BatamNow.com, Jakarta – Selama ini rehabilitasi korban penyalahgunaan narkotika dan/atau pecandu narkotika belum terlaksana dengan baik dan bernilai keadilan karena masih terdapat pecandu narkotika yang mengonsumsi sendiri dan seharusnya direhabilitasi, tetapi dijatuhi hukuman penjara. Untuk itu, dibutuhkan rekonstruksi hukum terkait rehabilitasi agar lebih bernilai berkeadilan.
Hal tersebut menjadi salah satu kesimpulan dari disertasi Irjen Pol Richard Marolop Nainggolan, Deputi Pencegahan Badan Narkotika Nasional (BNN) RI, berjudul “Rekonstruksi Pengaturan Tanggung Jawab Negara Terhadap Rehabilitasi Korban Penyalahgunaan Narkotika Bernilai Keadilan Menuju Pembangunan Berkelanjutan”, dalam Sidang Terbuka Promosi Doktor Ilmu Hukum, di Aula Kampus Pascasarjana Universitas Kristen Indonesia (UKI), Jakarta, Kamis (12/10/2023).
Di hadapan para dewan penguji yang terdiri dari Dr. Dhaniswara K. Harjono (Rektor UKI), Prof. Dr. John Pieris, Prof. Dr. Marthen Napang, Dr. Maruarar Siahaan, Prof. Dr. Mompang Panggabean, Prof. Dr. Juanda, dan Dr. Wiwik Sri Widiarty, dengan penuh percaya diri Richard eks Kepala BNN Kepri ini memaparkan isi disertasinya secara gamblang.
Tampak hadir pada sidang tersebut Kepala BNN RI, Komjen Pol. Prof. Dr. Petrus R. Golose, Sekretaris Utama BNN Brigjen Pol. Tantan Sulistyana, SH., S.I.K., MM., dan Deputi Pemberantasan BNN Brigjen Pol. I Wayan Sugiri, SH., S.I.K., M.Si. serta pejabat lainnya. Juga ikut mendampingi Susilawaty boru Marpaung dan anak pertamanya Johannes Rendy Christianus Nainggolan.
Sekitar 25 pertanyaan yang diajukan tim penguji dijawab dengan lugas dan terinci oleh Richard Nainggolan. Tak heran, dari hasil skoring, Kepala BNN Provinsi Kepulauan Riau, 2017-2021 ini mendapat nilai indeks prestasi kumulatif (IPK) 3,98 dengan predikat cumlaude.

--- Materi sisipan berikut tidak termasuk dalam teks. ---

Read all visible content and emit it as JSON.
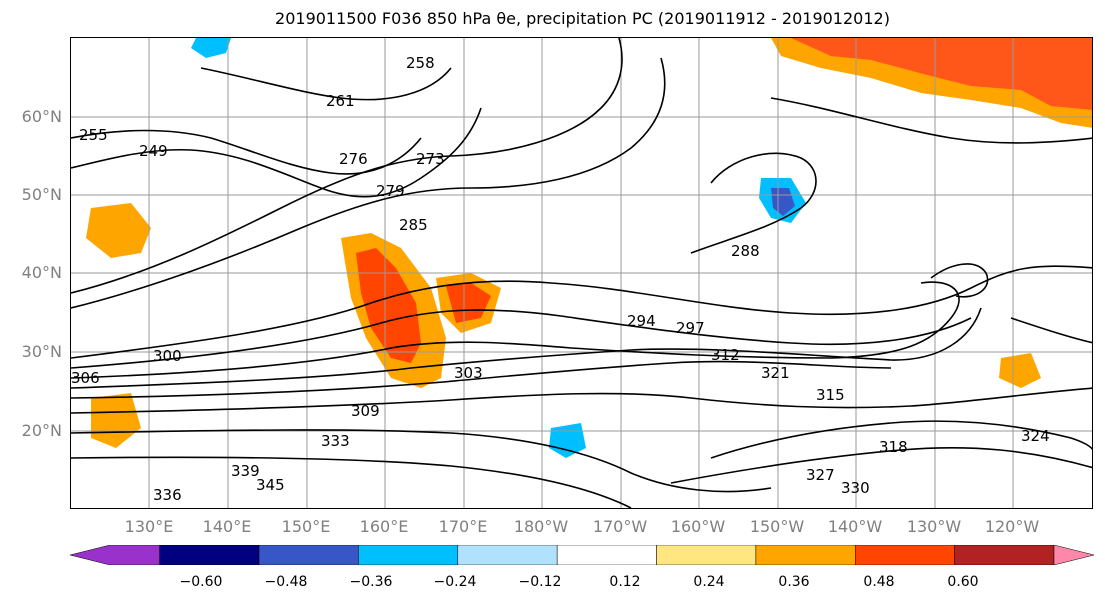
{
  "title": "2019011500 F036 850 hPa θe, precipitation PC (2019011912 - 2019012012)",
  "map": {
    "lat_labels": [
      "60°N",
      "50°N",
      "40°N",
      "30°N",
      "20°N"
    ],
    "lon_labels": [
      "130°E",
      "140°E",
      "150°E",
      "160°E",
      "170°E",
      "180°W",
      "170°W",
      "160°W",
      "150°W",
      "140°W",
      "130°W",
      "120°W"
    ],
    "contour_labels": [
      "258",
      "261",
      "255",
      "249",
      "276",
      "273",
      "279",
      "285",
      "288",
      "294",
      "297",
      "300",
      "303",
      "306",
      "309",
      "312",
      "315",
      "318",
      "321",
      "324",
      "327",
      "330",
      "333",
      "336",
      "339",
      "345"
    ]
  },
  "colorbar": {
    "ticks": [
      "−0.60",
      "−0.48",
      "−0.36",
      "−0.24",
      "−0.12",
      "0.12",
      "0.24",
      "0.36",
      "0.48",
      "0.60"
    ],
    "colors": [
      "#9932cc",
      "#000080",
      "#3757c8",
      "#00bfff",
      "#b0e2ff",
      "#ffffff",
      "#ffe680",
      "#ffa500",
      "#ff4500",
      "#b22222",
      "#ff88aa"
    ]
  }
}
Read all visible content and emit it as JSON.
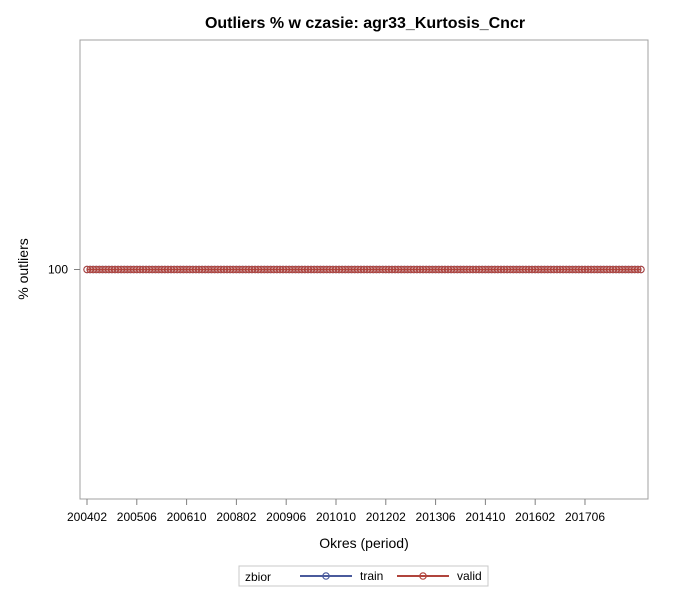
{
  "chart_data": {
    "type": "line",
    "title": "Outliers % w czasie: agr33_Kurtosis_Cncr",
    "xlabel": "Okres (period)",
    "ylabel": "% outliers",
    "y_ticks": [
      100
    ],
    "x_ticks": [
      "200402",
      "200506",
      "200610",
      "200802",
      "200906",
      "201010",
      "201202",
      "201306",
      "201410",
      "201602",
      "201706"
    ],
    "x_start": "200402",
    "x_end": "201812",
    "legend_title": "zbior",
    "legend_position": "bottom",
    "grid": false,
    "series": [
      {
        "name": "train",
        "color": "#4a5a9c",
        "marker": "circle",
        "value": 100
      },
      {
        "name": "valid",
        "color": "#b0443c",
        "marker": "circle",
        "value": 100
      }
    ]
  }
}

Kepada awak media, Richard mengaku senang dan terharu telah berhasil meraih gelar doktor, setelah berjuang selama 3 tahun, ditengah padatnya jadwal pekerjaan. “Semua ini anugerah Tuhan dan berkat dukungan dari keluarga dan institusi BNN, sehingga semua bisa diselesaikan dengan baik,” aku Richard.
Dia menjelaskan, fokus disertasinya terkait rekonstruksi hukum terhadap rehabilitasi terhadap korban penyalahgunaan narkoba. “Saya melihat permasalahan narkotika ini sudah dilakukan upaya maksimal tapi juga belum selesai. Saya melihat konstruksi hukumnya harus diperbaiki sehingga bisa mengatasi masalah ini. Salah satunya untuk mengurangi permintaan. Ada aspek bisnis di dalam narkotika. Untuk itu, kita harus kurangi demand-nya,” urai Richard.
Dikatakannya, dalam UU Nomor 35 Tahun 2009 tentang Narkotika belum secara tegas dan terinci mengatur soal rehabilitasi. Karena itu, perlu dilakukan rekonstruksi hukum, terutama di beberapa pasal, sehingga benar-benar tegas perlu direhabilitasi para penyalah guna ini.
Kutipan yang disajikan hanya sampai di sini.